Columna transversal: Bienvenida al nuevo gobierno

Muchos me hicieron saber que esperan que en esta columna despida al presidente saliente con una evaluación final de su gestión. No lo voy a hacer. Ya dije en público todo lo que tengo que decir sobre el ciudadano Mauricio Funes. Luego de la carta que publiqué el martes pasado, y luego de la evaluación que presentó FUSADES, todo está dicho.

Mejor demos la bienvenida al nuevo gobierno del FMLN. Va a gobernar el FMLN sin las distorsiones que al gobierno trajeron personas como Funes, Alex Segovia, Ricardo Perdomo. Así como Tony Saca fue un accidente en la historia de la derecha, Funes y sus amigos fueron un accidente en la historia de la izquierda salvadoreña. Ni Saca representó una nueva derecha, ni Funes una nueva izquierda. 

Ambos ya son historia, nada tienen que ver con el futuro de sus respectivas corrientes ideológicas.
Sería irreal esperar del gobierno entrante del FMLN que haga lo contrario a su ideología y su programa. Pero podemos exigir que las políticas públicas que adopten, las hagan bien, de manera transparente, con eficiencia. No tiene sentido exigir al FMLN, que abandone las políticas asistencialistas que ofreció a sus votantes. Pero debemos vigilar que las subvenciones y los programas sociales sean ejecutados con probidad, sin tinte partidario, sin corrupción, y con la máxima eficiencia posible. Y podemos proponer y exigir que el gasto social sea focalizado en áreas y proyectos que al mismo tiempo de responder a problemas sociales, correspondan a estrategias a superar la violencia y delincuencia. Espero que un gobierno conducido por el FMLN, y no por sonámbulos como Alex Segovia y Hato Hasbún, tenga la capacidad de planificar y la voluntad política de priorizar. Yo no por nada soy amigo del concepto de un estado omnipotente y de un gobierno que regule y planifique la vida económica y social de un país; pero si ya tenemos el gobierno en manos de un partido de izquierda de corte estatista, lo menos que podemos exigir es que planifiquen bien y tengan el valor de priorizar su gasto social con criterios más allá del populismo y asistencialismo. Lo peor es un enorme gasto social con el principio de la regadera, sin clara prioridad y focalización en los problemas que se quiere resolver.

En este sentido, me dan cierto optimismo las declaraciones que los nuevos gobernantes han dado sobre su estrategia en materia de seguridad pública. Han dicho que su enfoque es integral y que harán importantes inversiones en las comunidades donde se genera y reproduce el círculo vicioso de exclusión social, violencia y delincuencia. Si el gobierno del FMLN sin Funes hace lo que el anterior ni siquiera intentó hacer: definir claras prioridades para su gasto social, aun con el riesgo que tomar decisiones impopulares, y concentrarlos donde más impacto tienen sobre los problemas que el gobierno quiere resolver, entonces el gasto social puede convertirse en inversión social.
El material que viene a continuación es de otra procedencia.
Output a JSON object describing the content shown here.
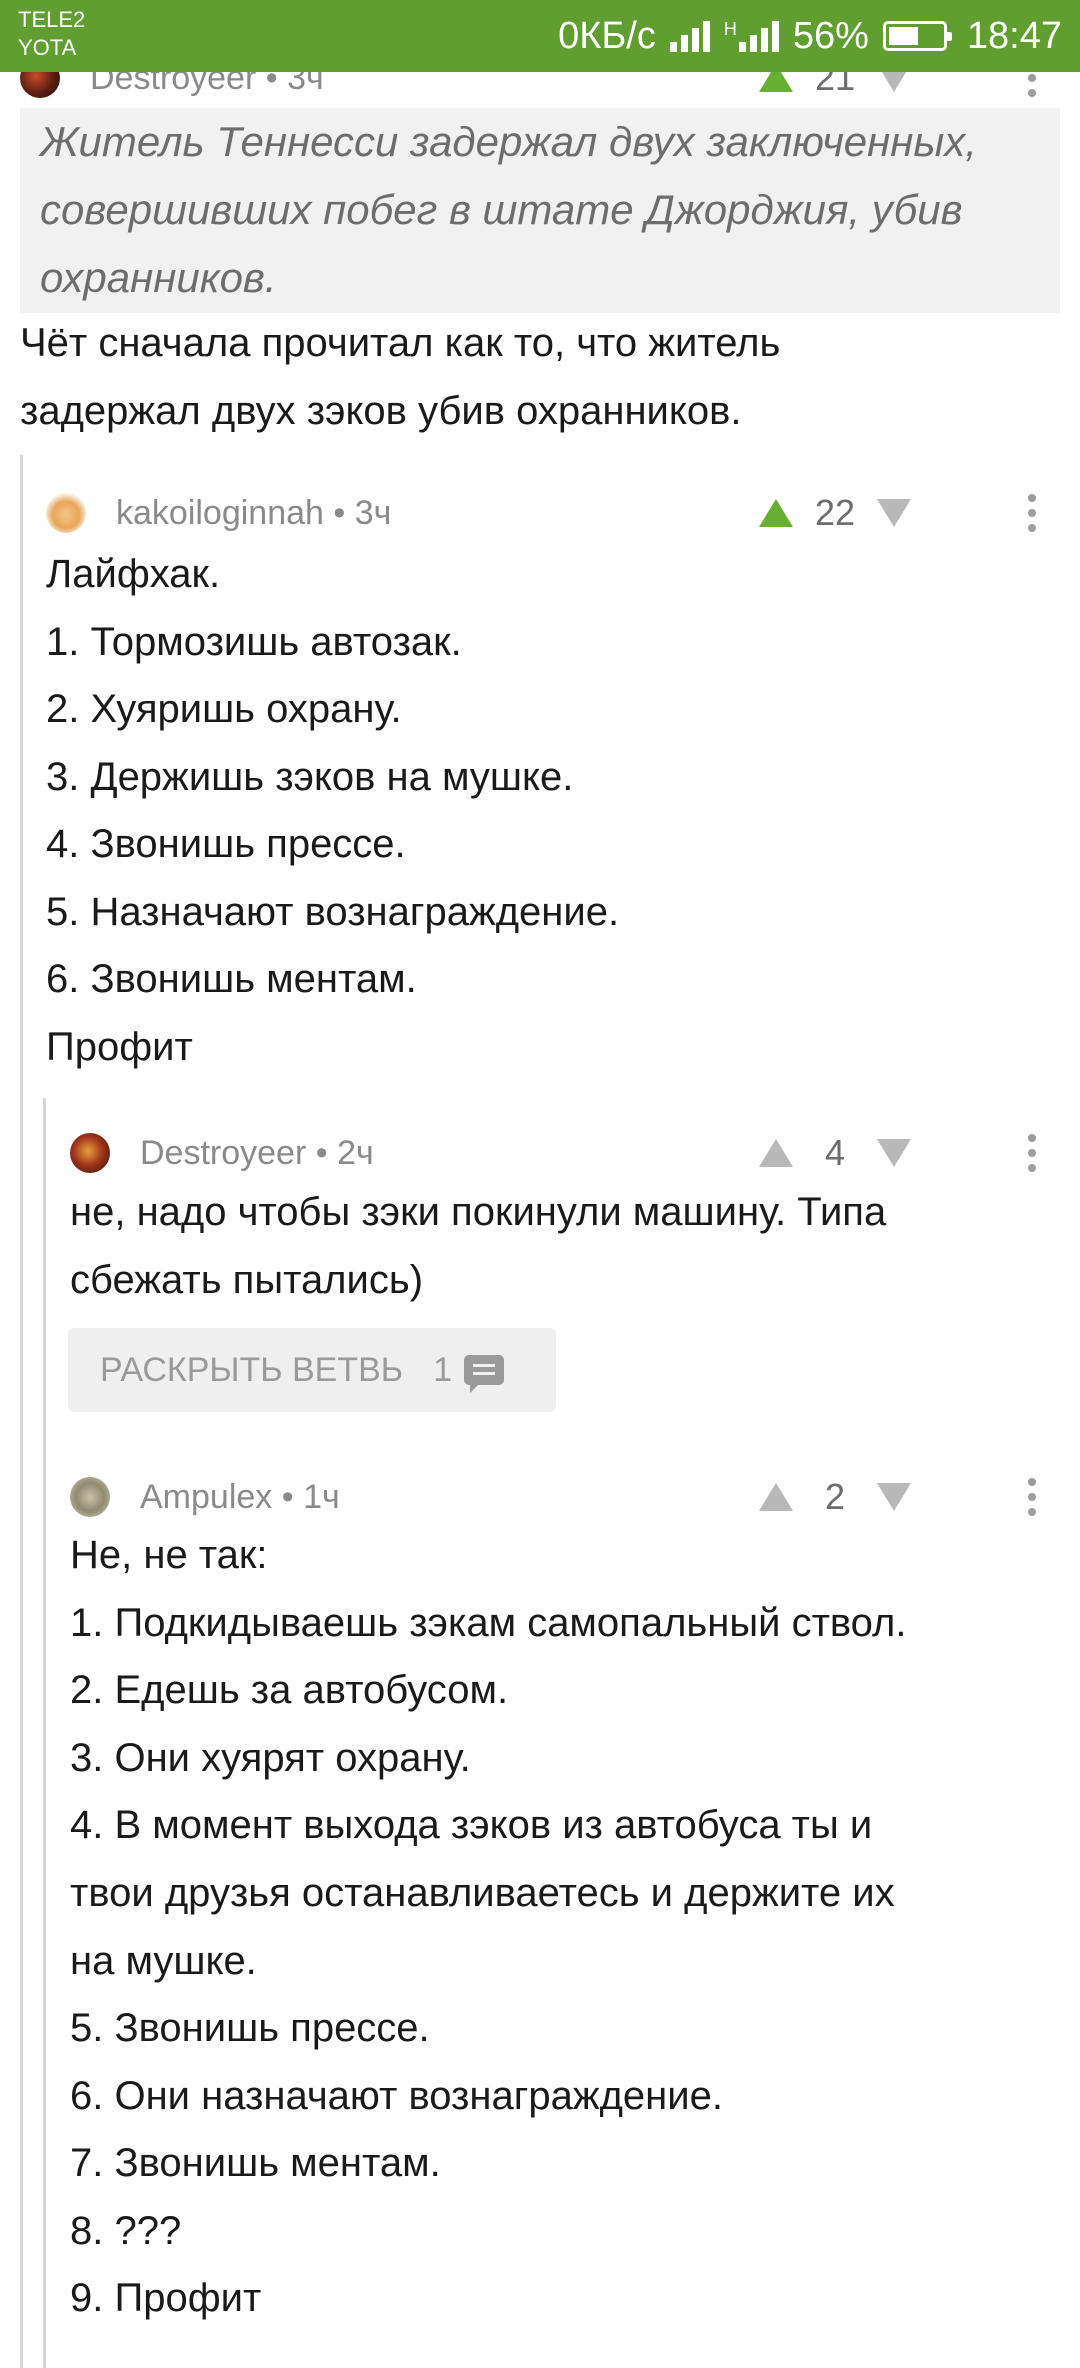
{
  "status_bar": {
    "carrier_1": "TELE2",
    "carrier_2": "YOTA",
    "data_rate": "0КБ/с",
    "network_type": "H",
    "battery_percent": "56%",
    "battery_level": 0.56,
    "time": "18:47"
  },
  "colors": {
    "status_bar": "#5f9e2f",
    "upvote_active": "#68b032",
    "quote_bg": "#f1f1f1"
  },
  "top_comment": {
    "author": "Destroyeer",
    "time": "3ч",
    "score": "21",
    "quote": "Житель Теннесси задержал двух заключенных, совершивших побег в штате Джорджия, убив охранников.",
    "text": "Чёт сначала прочитал как то, что житель\nзадержал двух зэков убив охранников."
  },
  "comments": [
    {
      "author": "kakoiloginnah",
      "time": "3ч",
      "score": "22",
      "upvoted": true,
      "lines": [
        "Лайфхак.",
        "1. Тормозишь автозак.",
        "2. Хуяришь охрану.",
        "3. Держишь зэков на мушке.",
        "4. Звонишь прессе.",
        "5. Назначают вознаграждение.",
        "6. Звонишь ментам.",
        "Профит"
      ]
    },
    {
      "author": "Destroyeer",
      "time": "2ч",
      "score": "4",
      "upvoted": false,
      "lines": [
        "не, надо чтобы зэки покинули машину. Типа",
        "сбежать пытались)"
      ]
    },
    {
      "author": "Ampulex",
      "time": "1ч",
      "score": "2",
      "upvoted": false,
      "lines": [
        "Не, не так:",
        "1. Подкидываешь зэкам самопальный ствол.",
        "2. Едешь за автобусом.",
        "3. Они хуярят охрану.",
        "4. В момент выхода зэков из автобуса ты и",
        "твои друзья останавливаетесь и держите их",
        "на мушке.",
        "5. Звонишь прессе.",
        "6. Они назначают вознаграждение.",
        "7. Звонишь ментам.",
        "8. ???",
        "9. Профит"
      ]
    }
  ],
  "expand_branch": {
    "label": "РАСКРЫТЬ ВЕТВЬ",
    "count": "1"
  },
  "icons": [
    "upvote-icon",
    "downvote-icon",
    "more-options-icon",
    "comment-bubble-icon",
    "signal-icon",
    "battery-icon"
  ]
}
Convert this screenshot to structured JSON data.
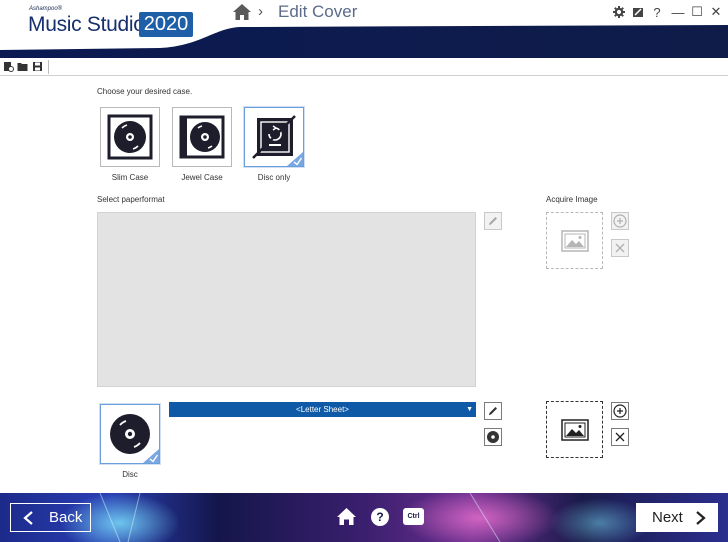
{
  "app": {
    "brand_small": "Ashampoo®",
    "brand_name": "Music Studio",
    "brand_year": "2020"
  },
  "breadcrumb": {
    "chevron": "›",
    "title": "Edit Cover"
  },
  "window_controls": [
    "gear-icon",
    "export-icon",
    "help-icon",
    "minimize-icon",
    "maximize-icon",
    "close-icon"
  ],
  "window_labels": {
    "help": "?",
    "minimize": "—",
    "maximize": "☐",
    "close": "✕"
  },
  "toolbar": {
    "items": [
      "new-project-icon",
      "open-folder-icon",
      "save-icon"
    ]
  },
  "case_section": {
    "heading": "Choose your desired case.",
    "options": [
      {
        "label": "Slim Case",
        "selected": false
      },
      {
        "label": "Jewel Case",
        "selected": false
      },
      {
        "label": "Disc only",
        "selected": true
      }
    ]
  },
  "paperformat": {
    "heading": "Select paperformat"
  },
  "acquire": {
    "heading": "Acquire Image"
  },
  "disc_section": {
    "label": "Disc",
    "sheet_value": "<Letter Sheet>"
  },
  "bottom_bar": {
    "back_label": "Back",
    "next_label": "Next",
    "ctrl_label": "Ctrl",
    "help_label": "?"
  },
  "colors": {
    "brand_blue": "#16306e",
    "accent_blue": "#0e5aa7",
    "selection_blue": "#6a9fdc",
    "bottom_bar_dark": "#1a1a4a"
  }
}
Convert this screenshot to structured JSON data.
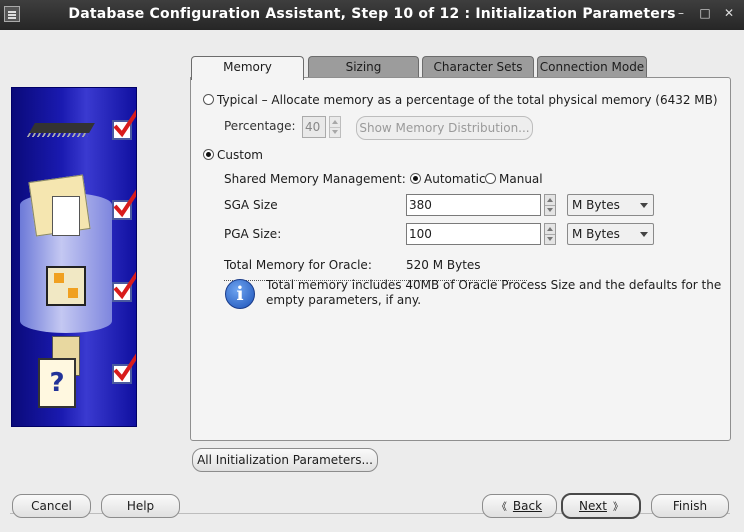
{
  "window": {
    "title": "Database Configuration Assistant, Step 10 of 12 : Initialization Parameters",
    "controls": [
      "–",
      "□",
      "✕"
    ]
  },
  "tabs": [
    {
      "label": "Memory",
      "active": true
    },
    {
      "label": "Sizing",
      "active": false
    },
    {
      "label": "Character Sets",
      "active": false
    },
    {
      "label": "Connection Mode",
      "active": false
    }
  ],
  "memory": {
    "typical_label": "Typical – Allocate memory as a percentage of the total physical memory (6432 MB)",
    "typical_selected": false,
    "percentage_label": "Percentage:",
    "percentage_value": "40",
    "show_distribution_label": "Show Memory Distribution...",
    "custom_label": "Custom",
    "custom_selected": true,
    "shared_mgmt_label": "Shared Memory Management:",
    "automatic_label": "Automatic",
    "manual_label": "Manual",
    "shared_mgmt_value": "Automatic",
    "sga_label": "SGA Size",
    "sga_value": "380",
    "sga_unit": "M Bytes",
    "pga_label": "PGA Size:",
    "pga_value": "100",
    "pga_unit": "M Bytes",
    "total_label": "Total Memory for Oracle:",
    "total_value": "520 M Bytes",
    "info_line1": "Total memory includes 40MB of Oracle Process Size and the defaults for the",
    "info_line2": "empty parameters, if any.",
    "info_icon": "i"
  },
  "buttons": {
    "all_params": "All Initialization Parameters...",
    "cancel": "Cancel",
    "help": "Help",
    "back": "Back",
    "back_arrow": "《",
    "next": "Next",
    "next_arrow": "》",
    "finish": "Finish"
  },
  "illustration": {
    "question_glyph": "?"
  },
  "colors": {
    "title_bar": "#2e2e2e",
    "art_blue": "#1a1ab0",
    "check_red": "#d81c1c",
    "info_blue": "#1c52b8"
  }
}
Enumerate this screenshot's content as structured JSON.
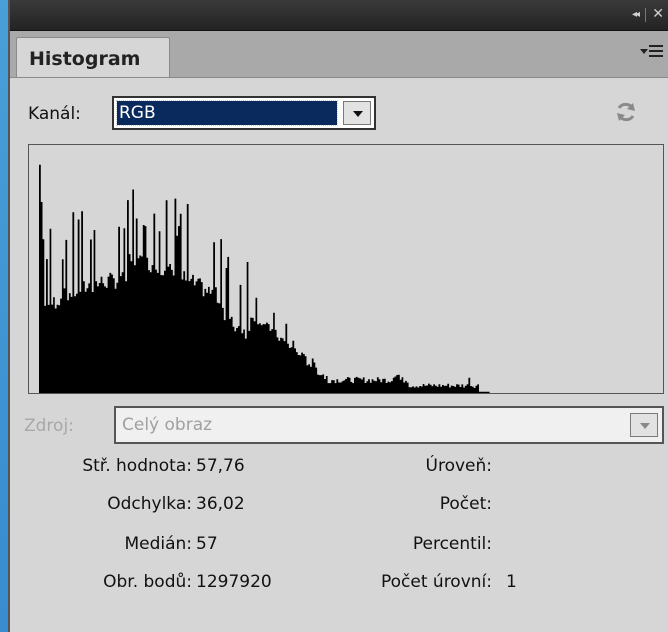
{
  "titlebar": {
    "collapse_icon": "double-chevron-left-icon",
    "close_icon": "close-icon"
  },
  "tab": {
    "label": "Histogram"
  },
  "panel_menu_icon": "panel-menu-icon",
  "channel": {
    "label": "Kanál:",
    "value": "RGB"
  },
  "refresh_icon": "refresh-icon",
  "source": {
    "label": "Zdroj:",
    "value": "Celý obraz"
  },
  "stats_left": [
    {
      "label": "Stř. hodnota:",
      "value": "57,76"
    },
    {
      "label": "Odchylka:",
      "value": "36,02"
    },
    {
      "label": "Medián:",
      "value": "57"
    },
    {
      "label": "Obr. bodů:",
      "value": "1297920"
    }
  ],
  "stats_right": [
    {
      "label": "Úroveň:",
      "value": ""
    },
    {
      "label": "Počet:",
      "value": ""
    },
    {
      "label": "Percentil:",
      "value": ""
    },
    {
      "label": "Počet úrovní:",
      "value": "1"
    }
  ],
  "colors": {
    "panel_bg": "#d6d6d6",
    "titlebar_bg": "#2b2b2b",
    "selection_bg": "#0a2a5e",
    "histogram_fill": "#000000"
  }
}
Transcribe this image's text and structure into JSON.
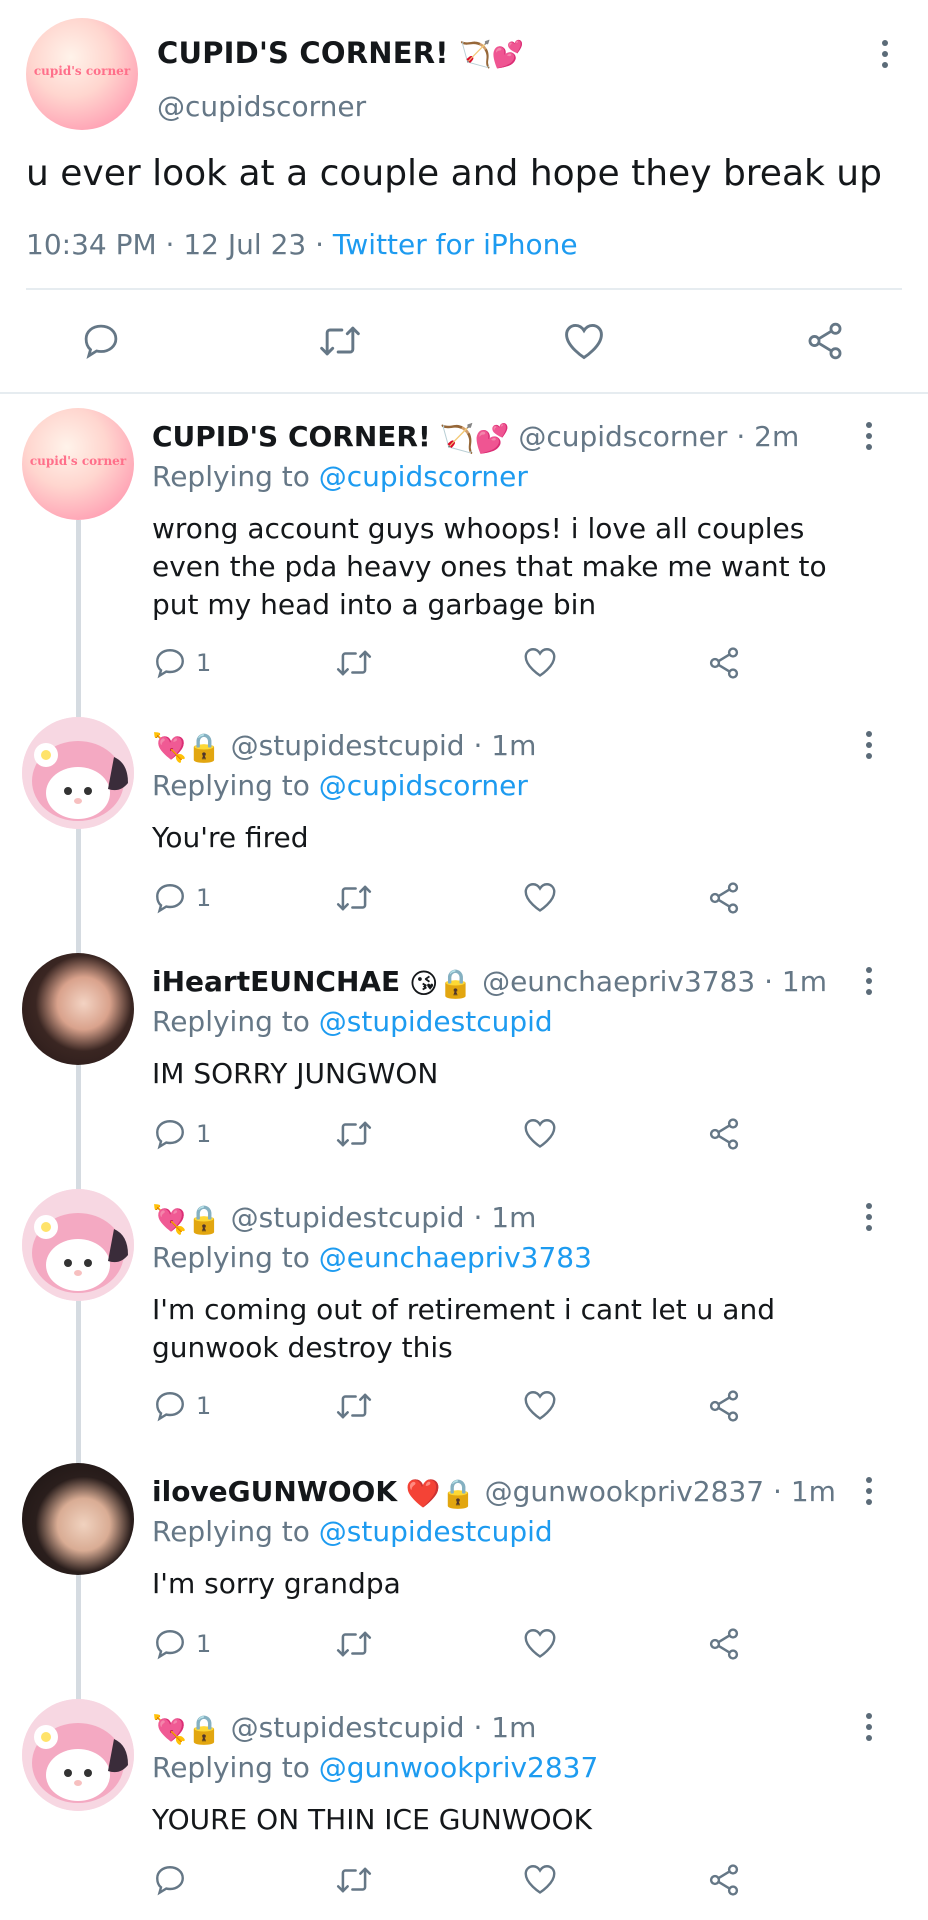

Asumo que el nuevo gobierno tendrá más capacidad y voluntad política de tomar este tipo de decisiones. Lo peor es lo que tuvimos: un gobierno con ánimo regulador y estatista, pero que no quiere definir prioridades y no sabe planificar.

Solo pongo un ejemplo: Si el gobierno coordina los esfuerzos de Educación para implementar la escuela de tiempo completo (que no hay capacidad de hacerlo a nivel nacional), con las estrategias de prevención y reinserción de los gobiernos locales, concentrando la inversión en educación en los municipios donde hay oportunidad de insertar al sistema educativo jóvenes en riesgo e incluso miembros menores de pandillas, cada dólar gastado tiene n múltiple impacto.

Otro ejemplo: hay presupuestos grandes para caminos rurales. El gobierno Funes, que como gabinete nunca discutió prioridades y estrategias, nunca ni siquiera tomó en consideración la opción de concentrar estas inversiones en los municipios, donde a raíz de la tregua y los pactos de paz locales se había abierto la oportunidad de construir paz y reducir la delincuencia ofreciendo generando espacios de inserción laboral a los pandilleros que estén dispuestos de dar este paso. En vez de construir caminos rurales de manera dispersa en todo el país, se hubiera sacrificado temporalmente las necesidades en zonas con poco incidencia delincuencial para crear un impacto determinante en unos pocos municipios con alta incidencia delincuencial. Creando infraestructura y empleos.